Question

TCGA data analysis, raw_count?!

0

Entering edit mode

8.9 years ago

juara ▴ 40

Hello

I would appreciate if you could help me analyzing the TCGA data. What I have done so far:

Download PRAD (prostate) RNAseqv2 data consisting of 550 patients
Download Clinical Data for PRAD
Match these in Excel using the barcode

Now my question is if I should use the "raw_count" or "scaled_estimate" for my analysis. For example, I want to see the differential expression of EGFR in No tumor group vs with tumor group. Can I make an average of "raw_count" and compare the two groups? Or should I do some sort of a transformation? Or scaled_estimate multiplied by 10E6 is more accurate? The numbers of scaled_estimate is very very low like 2-10*10E-5, does it mean that the gene is not getting transcribed that much?

Sorry for me being naive in this field. But I thank any ideas and comments

Thanks

RNA-Seq R TCGA • 4.3k views

ADD COMMENT • link updated 16 months ago by Ram 43k • written 8.9 years ago by juara ▴ 40

Ram · Answer 1 · 2015-06-18

You can read more about the TCGA data types here.
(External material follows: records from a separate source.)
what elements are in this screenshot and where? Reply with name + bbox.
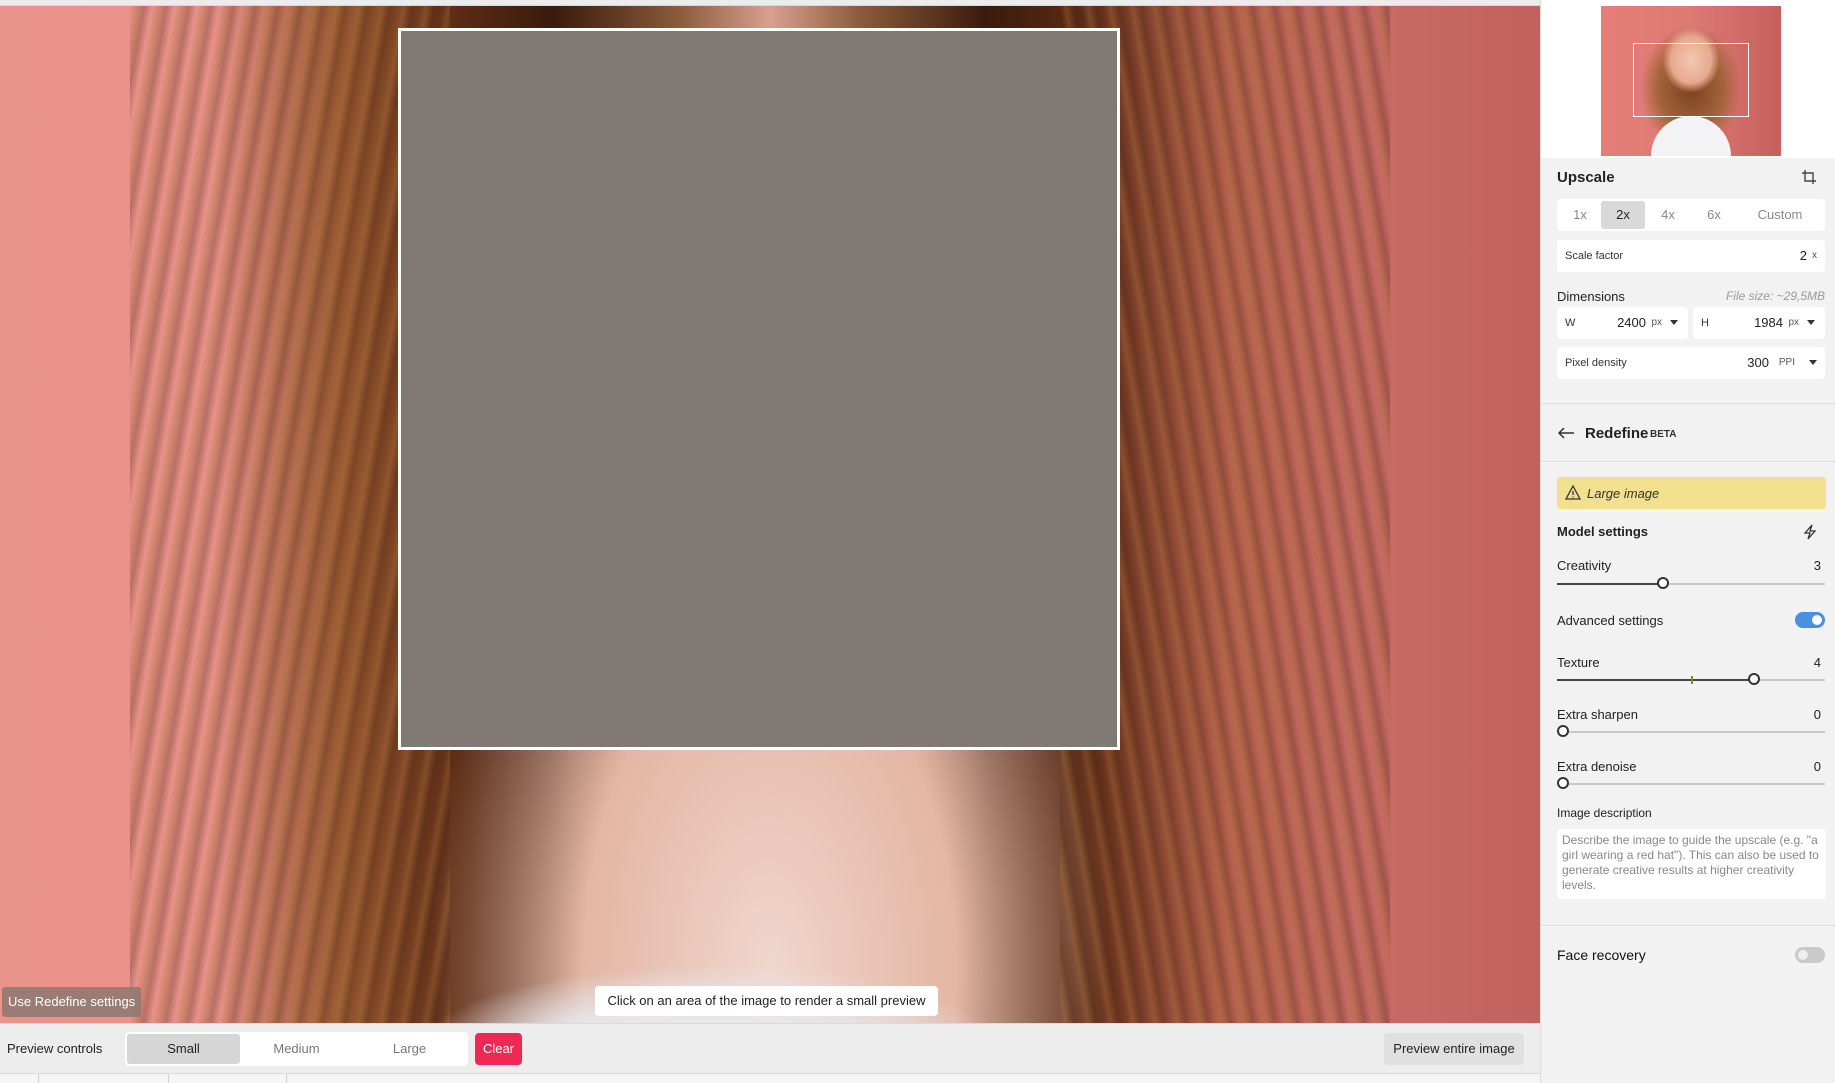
scale-selector: 1x 2x 4x 6x Custom — [1557, 199, 1825, 231]
preview-hint: Click on an area of the image to render … — [595, 986, 938, 1016]
navigator-viewport[interactable] — [1633, 43, 1749, 117]
warning-icon — [1564, 484, 1582, 505]
advanced-settings-label: Advanced settings — [1557, 613, 1664, 628]
extra-denoise-slider-handle[interactable] — [1557, 777, 1569, 789]
file-size: File size: ~29,5MB — [1725, 289, 1825, 303]
dimensions-label: Dimensions — [1557, 289, 1625, 304]
preview-size-small[interactable]: Small — [127, 1034, 240, 1064]
navigator-thumbnail[interactable] — [1601, 6, 1781, 156]
pixel-density-value[interactable]: 300 — [1747, 355, 1769, 370]
height-unit: px — [1788, 317, 1799, 328]
navigator — [1541, 0, 1835, 158]
width-field[interactable]: W 2400 px — [1557, 307, 1688, 339]
scale-custom[interactable]: Custom — [1737, 201, 1823, 229]
pixel-density-unit: PPI — [1778, 357, 1795, 368]
preview-controls-bar: Preview controls Small Medium Large Clea… — [0, 1023, 1540, 1073]
extra-sharpen-value: 0 — [1813, 707, 1821, 722]
scale-factor-field[interactable]: Scale factor 2 x — [1557, 240, 1825, 272]
divider-upscale — [1541, 403, 1835, 404]
preview-size-large[interactable]: Large — [353, 1034, 466, 1064]
texture-slider-fill — [1557, 679, 1756, 681]
texture-slider-handle[interactable] — [1748, 673, 1761, 685]
lightning-icon[interactable] — [1799, 521, 1821, 543]
extra-denoise-slider-track[interactable] — [1557, 783, 1825, 785]
pixel-density-dropdown-icon[interactable] — [1809, 360, 1817, 365]
width-value[interactable]: 2400 — [1617, 315, 1646, 330]
upscale-title: Upscale — [1557, 169, 1615, 186]
width-unit: px — [1651, 317, 1662, 328]
model-settings-label: Model settings — [1557, 524, 1649, 539]
scale-1x[interactable]: 1x — [1559, 201, 1601, 229]
preview-size-medium[interactable]: Medium — [240, 1034, 353, 1064]
creativity-slider-fill — [1557, 583, 1665, 585]
image-canvas[interactable]: Use Redefine settings Click on an area o… — [0, 6, 1540, 1023]
height-label: H — [1701, 317, 1709, 329]
preview-region[interactable] — [398, 28, 1120, 750]
texture-label: Texture — [1557, 655, 1600, 670]
crop-icon[interactable] — [1798, 166, 1820, 188]
back-arrow-icon[interactable] — [1555, 422, 1577, 444]
warning-text: Large image — [1587, 486, 1660, 501]
width-label: W — [1565, 317, 1576, 329]
status-bar — [0, 1073, 1540, 1083]
extra-sharpen-slider-track[interactable] — [1557, 731, 1825, 733]
creativity-slider-handle[interactable] — [1657, 577, 1670, 589]
large-image-warning: Large image — [1557, 477, 1826, 509]
divider-redefine — [1541, 461, 1835, 462]
height-value[interactable]: 1984 — [1754, 315, 1783, 330]
advanced-settings-toggle[interactable] — [1795, 612, 1825, 628]
preview-size-selector: Small Medium Large — [125, 1032, 468, 1066]
face-recovery-toggle[interactable] — [1795, 947, 1825, 963]
height-field[interactable]: H 1984 px — [1693, 307, 1825, 339]
image-description-label: Image description — [1557, 806, 1652, 820]
scale-factor-unit: x — [1812, 250, 1817, 261]
divider-face-recovery — [1541, 925, 1835, 926]
scale-factor-label: Scale factor — [1565, 250, 1624, 262]
use-redefine-settings-chip[interactable]: Use Redefine settings — [2, 987, 142, 1017]
preview-controls-label: Preview controls — [7, 1041, 103, 1056]
extra-denoise-label: Extra denoise — [1557, 759, 1637, 774]
scale-factor-value[interactable]: 2 — [1800, 248, 1807, 263]
clear-button[interactable]: Clear — [475, 1033, 522, 1065]
extra-sharpen-label: Extra sharpen — [1557, 707, 1638, 722]
width-unit-dropdown-icon[interactable] — [1670, 320, 1678, 325]
height-unit-dropdown-icon[interactable] — [1807, 320, 1815, 325]
pixel-density-field[interactable]: Pixel density 300 PPI — [1557, 347, 1825, 379]
scale-2x[interactable]: 2x — [1601, 201, 1645, 229]
texture-default-marker — [1691, 676, 1693, 684]
redefine-title: Redefine — [1585, 425, 1649, 442]
settings-sidebar: Upscale 1x 2x 4x 6x Custom Scale factor … — [1540, 0, 1835, 1083]
extra-denoise-value: 0 — [1813, 759, 1821, 774]
thumbnail-shirt — [1651, 116, 1731, 156]
creativity-value: 3 — [1813, 558, 1821, 573]
face-recovery-label: Face recovery — [1557, 947, 1646, 963]
preview-entire-image-button[interactable]: Preview entire image — [1384, 1033, 1524, 1065]
creativity-label: Creativity — [1557, 558, 1612, 573]
scale-6x[interactable]: 6x — [1691, 201, 1737, 229]
extra-sharpen-slider-handle[interactable] — [1557, 725, 1569, 737]
image-description-input[interactable]: Describe the image to guide the upscale … — [1557, 829, 1826, 899]
pixel-density-label: Pixel density — [1565, 357, 1627, 369]
beta-badge: BETA — [1650, 429, 1677, 440]
texture-value: 4 — [1813, 655, 1821, 670]
scale-4x[interactable]: 4x — [1645, 201, 1691, 229]
app-root: Use Redefine settings Click on an area o… — [0, 0, 1835, 1083]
But basically the raw_counts is the total number of counts for that gene, while the scaled_estimate is the relative fraction of reads for that gene. Notice that you also have the 'normalized_counts' data, which is the transformation of the raw data with the 75th percentile of that column.
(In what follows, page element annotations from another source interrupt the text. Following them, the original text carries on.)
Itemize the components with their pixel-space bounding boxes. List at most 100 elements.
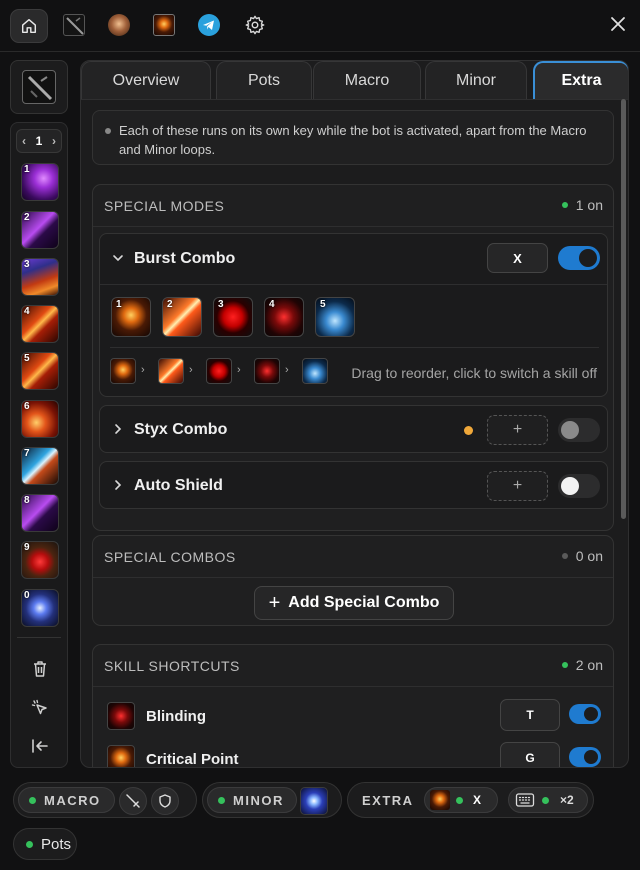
special-combos-card: SPECIAL COMBOS 0 on + Add Special Combo (92, 535, 614, 626)
weapon-slot[interactable] (10, 60, 68, 114)
tab-overview[interactable]: Overview (81, 61, 211, 99)
chevron-right-icon[interactable] (112, 423, 124, 435)
main-panel: Overview Pots Macro Minor Extra Each of … (80, 60, 629, 768)
character-icon[interactable] (108, 14, 130, 36)
minor-chip[interactable]: MINOR (207, 787, 297, 813)
weapon-icon[interactable] (63, 14, 85, 36)
add-special-combo-button[interactable]: + Add Special Combo (254, 586, 454, 620)
status-dot (561, 202, 568, 208)
tab-macro[interactable]: Macro (313, 61, 421, 99)
count-label: 2 on (575, 657, 603, 673)
mode-toggle[interactable] (558, 246, 600, 270)
home-button[interactable] (10, 9, 48, 43)
section-title: SKILL SHORTCUTS (104, 658, 240, 674)
add-hotkey-button[interactable]: + (487, 471, 548, 501)
chevron-left-icon[interactable]: ‹ (22, 134, 26, 148)
mode-toggle[interactable] (558, 418, 600, 442)
tab-extra[interactable]: Extra (533, 61, 628, 99)
close-button[interactable] (608, 14, 628, 34)
mode-header[interactable]: Burst Combo X (100, 234, 607, 284)
combo-skill[interactable]: 3 (213, 297, 253, 337)
arrow-left-to-line-icon (32, 739, 48, 753)
slot-number: 0 (24, 590, 30, 601)
collapse-button[interactable] (28, 734, 52, 758)
shortcut-toggle[interactable] (569, 747, 601, 767)
pending-dot (464, 426, 473, 435)
mode-header[interactable]: Auto Shield + (100, 462, 607, 512)
home-icon (21, 18, 37, 34)
active-dot (218, 796, 225, 804)
skill-slot[interactable]: 3 (21, 258, 59, 296)
skill-slot[interactable]: 7 (21, 447, 59, 485)
skill-slot[interactable]: 5 (21, 352, 59, 390)
divider (100, 284, 607, 285)
trash-button[interactable] (28, 657, 52, 681)
skill-slot[interactable]: 0 (21, 589, 59, 627)
count-label: 1 on (575, 197, 603, 213)
sequence-hint: Drag to reorder, click to switch a skill… (351, 365, 597, 381)
shortcut-toggle[interactable] (569, 704, 601, 724)
mode-toggle[interactable] (558, 474, 600, 498)
sequence-skill[interactable] (158, 358, 184, 384)
status-dot (561, 662, 568, 668)
sequence-arrow-icon: › (237, 364, 241, 376)
slot-number: 3 (24, 259, 30, 270)
pick-button[interactable] (28, 696, 52, 720)
pots-status[interactable]: Pots (13, 828, 77, 860)
shield-icon[interactable] (151, 787, 179, 815)
sequence-skill[interactable] (110, 358, 136, 384)
add-combo-label: Add Special Combo (288, 594, 440, 611)
skill-slot[interactable]: 2 (21, 211, 59, 249)
skill-shortcuts-card: SKILL SHORTCUTS 2 on Blinding T Critical… (92, 644, 614, 767)
fire-icon[interactable] (153, 14, 175, 36)
slot-number: 1 (24, 164, 30, 175)
chevron-down-icon[interactable] (112, 252, 124, 264)
sequence-skill[interactable] (302, 358, 328, 384)
skill-slot[interactable]: 8 (21, 494, 59, 532)
tab-minor[interactable]: Minor (425, 61, 527, 99)
chevron-right-icon[interactable] (112, 479, 124, 491)
slot-number: 9 (24, 542, 30, 553)
tab-pots[interactable]: Pots (216, 61, 312, 99)
count-label: 0 on (575, 548, 603, 564)
combo-skill[interactable]: 1 (111, 297, 151, 337)
combo-skill[interactable]: 4 (264, 297, 304, 337)
lightning-skill-icon[interactable] (300, 787, 328, 815)
minor-status: MINOR (202, 782, 342, 818)
slot-number: 7 (24, 448, 30, 459)
extra-content: Each of these runs on its own key while … (81, 101, 628, 767)
scrollbar[interactable] (621, 99, 626, 519)
weapon-icon (22, 70, 56, 104)
chevron-right-icon[interactable]: › (52, 134, 56, 148)
mode-auto-shield: Auto Shield + (99, 461, 608, 509)
shortcut-chip[interactable]: ×2 (508, 787, 588, 813)
card-header: SKILL SHORTCUTS 2 on (93, 645, 613, 687)
skill-slot[interactable]: 9 (21, 541, 59, 579)
gear-icon[interactable] (244, 14, 266, 36)
skill-order-number: 3 (218, 299, 224, 310)
sequence-skill[interactable] (254, 358, 280, 384)
bullet-icon (105, 128, 111, 134)
sequence-skill[interactable] (206, 358, 232, 384)
active-dot (29, 796, 36, 804)
skill-slot[interactable]: 1 (21, 163, 59, 201)
section-title: SPECIAL COMBOS (104, 549, 236, 565)
hotkey-button[interactable]: G (500, 742, 560, 767)
hotkey-button[interactable]: X (487, 243, 548, 273)
add-hotkey-button[interactable]: + (487, 415, 548, 445)
combo-skill[interactable]: 2 (162, 297, 202, 337)
macro-chip[interactable]: MACRO (18, 787, 115, 813)
burst-combo-chip[interactable]: X (424, 787, 498, 813)
sword-icon[interactable] (119, 787, 147, 815)
active-dot (26, 840, 33, 848)
hotkey-button[interactable]: T (500, 699, 560, 731)
skill-slot[interactable]: 6 (21, 400, 59, 438)
cursor-click-icon (31, 699, 47, 715)
mode-header[interactable]: Styx Combo + (100, 406, 607, 456)
telegram-icon[interactable] (198, 14, 220, 36)
blinding-skill-icon (107, 702, 135, 730)
extra-chip[interactable]: EXTRA (352, 787, 422, 813)
combo-skill[interactable]: 5 (315, 297, 355, 337)
divider (17, 637, 61, 638)
skill-slot[interactable]: 4 (21, 305, 59, 343)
I believe that most people take the normalized counts, log2 transform them, and then compare between samples. This way you actually internally normalize the data and can compare different samples without further normalization.

I would recommend two very useful tools that will save you much time handling the data without tedious spreadsheet work:

https://genome-cancer.ucsc.edu/proj/site/hgHeatmap/ - cancer browser
http://www.cbioportal.org/ - cBioPortal

Both tools allow you to analyze the TCGA data very easily.